One color information for each material.
As we can see in the image below, this is not a lot:
We’ll work from this information, and we’ll reach the quality below:
We’ll remain real-time in all operations: In that specific example, the source model renders in less than 1 millisecond on any desktop computer, and it’ll render in roughly 3 milliseconds after the processing operation. So even on low end graphics, all the changes described in this book, applied to middle sizes assemblies of a few millions triangles, will continue to produce real-time graphics.
Overview of Changes
To reach the final quality level, we’ll combine several techniques available in HOOPS Luminate. We’ll do some pre-processing on the source model and we’ll use a custom scene setup to enhance the visual quality of our assembly. Basically our technique relies on a sunlight + skylight lighting setup with environmental mapping, on shadow mapping, on ambient occlusion, and on a Fresnel based reflectance model. All this is gathered into one single pass shader to keep optimal performances. Then, the rendering occurs in a HDR rendering pipeline allowing for changes in tone-mapping, in real-time.
Sourcing Informations: As an early step, we’ll need to gather some extra informations from our assembly. Among the informations we’ll need we’ll look forward to apply a kind of material mapping between part colors and the materials they represent.
Setup a Sun Shadowing Workflow: We’ll setup an offline mechanism to calculate shadows from the sun, on demand.
Setup Environment Maps: We’ll setup different environment maps and skylight background maps for the simulation of different material glossiness settings, and for the background of our scene.
Computing Ambient Occlusion: We’ll then compute a per-vertex ambient occlusion layer, stored as extra vertex channel informations. This will modulate the skylight contribution and environmental mapping.
Assembling New Materials: We’ll continue with the setup of materials collecting all informations together and rendering them in one single pass.
HDR Rendering Pipeline: And as a final step, we’ll setup our background, in a HDR pipeline and apply a simple tone-mapping operator to our model.

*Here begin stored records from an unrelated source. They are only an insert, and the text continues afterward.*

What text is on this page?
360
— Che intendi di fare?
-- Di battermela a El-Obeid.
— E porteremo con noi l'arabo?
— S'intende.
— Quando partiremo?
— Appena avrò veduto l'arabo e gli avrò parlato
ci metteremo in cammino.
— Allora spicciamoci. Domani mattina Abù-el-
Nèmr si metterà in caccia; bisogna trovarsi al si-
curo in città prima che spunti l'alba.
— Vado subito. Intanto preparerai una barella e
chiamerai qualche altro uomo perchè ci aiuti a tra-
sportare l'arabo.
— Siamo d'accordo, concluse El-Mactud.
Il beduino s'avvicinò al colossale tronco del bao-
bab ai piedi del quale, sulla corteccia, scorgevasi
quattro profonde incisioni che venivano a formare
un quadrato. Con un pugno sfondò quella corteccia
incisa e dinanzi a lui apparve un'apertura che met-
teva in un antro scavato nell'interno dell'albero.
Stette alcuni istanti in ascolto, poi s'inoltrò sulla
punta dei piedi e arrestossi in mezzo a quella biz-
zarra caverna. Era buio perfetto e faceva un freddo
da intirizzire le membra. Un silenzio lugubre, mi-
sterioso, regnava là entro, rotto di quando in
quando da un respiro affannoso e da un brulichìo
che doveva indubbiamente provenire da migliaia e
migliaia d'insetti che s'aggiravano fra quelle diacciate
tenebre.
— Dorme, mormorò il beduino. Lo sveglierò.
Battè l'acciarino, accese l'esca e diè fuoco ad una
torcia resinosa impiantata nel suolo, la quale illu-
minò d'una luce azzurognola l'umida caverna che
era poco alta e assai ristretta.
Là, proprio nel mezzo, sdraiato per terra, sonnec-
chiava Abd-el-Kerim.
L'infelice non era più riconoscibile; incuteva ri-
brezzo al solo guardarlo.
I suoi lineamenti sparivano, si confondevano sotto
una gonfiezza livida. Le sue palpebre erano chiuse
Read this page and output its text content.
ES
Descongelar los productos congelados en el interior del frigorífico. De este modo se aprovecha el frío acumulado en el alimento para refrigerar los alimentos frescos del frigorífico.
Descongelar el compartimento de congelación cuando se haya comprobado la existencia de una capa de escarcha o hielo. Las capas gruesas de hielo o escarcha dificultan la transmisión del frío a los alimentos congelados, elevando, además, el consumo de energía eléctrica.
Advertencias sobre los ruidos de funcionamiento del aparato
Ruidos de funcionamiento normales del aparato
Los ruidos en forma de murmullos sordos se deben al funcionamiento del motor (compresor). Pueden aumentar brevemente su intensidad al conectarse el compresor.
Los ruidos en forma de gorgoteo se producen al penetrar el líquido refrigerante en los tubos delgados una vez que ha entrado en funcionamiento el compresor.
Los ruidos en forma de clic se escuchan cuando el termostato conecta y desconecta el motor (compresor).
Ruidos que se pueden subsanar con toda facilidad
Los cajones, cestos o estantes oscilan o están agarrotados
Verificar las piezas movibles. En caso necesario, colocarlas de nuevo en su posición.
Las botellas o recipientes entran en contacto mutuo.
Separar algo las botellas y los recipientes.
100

How to Use the CAD Graphics Builder
The HOOPS Luminate tutorial associated to the book packages a simple class: this is the REDCADGraphicsBuilder. This class should be easy to extract from the tutorial and to copy in any other HOOPS Luminate based application; Some cleanup must occur: All references to the RC_TEST
macro should be replaced by another RED_RC
testing macro, or RC_TEST should be redefined (the corresponding REDUITools.h include should be removed). Then, all references to the progress bar of the RFK tutorial framework should be removed too.
The REDCADGraphicsBuilder offers a base sandbox to play with different visual styles in real-time that generally work well with CAD assemblies.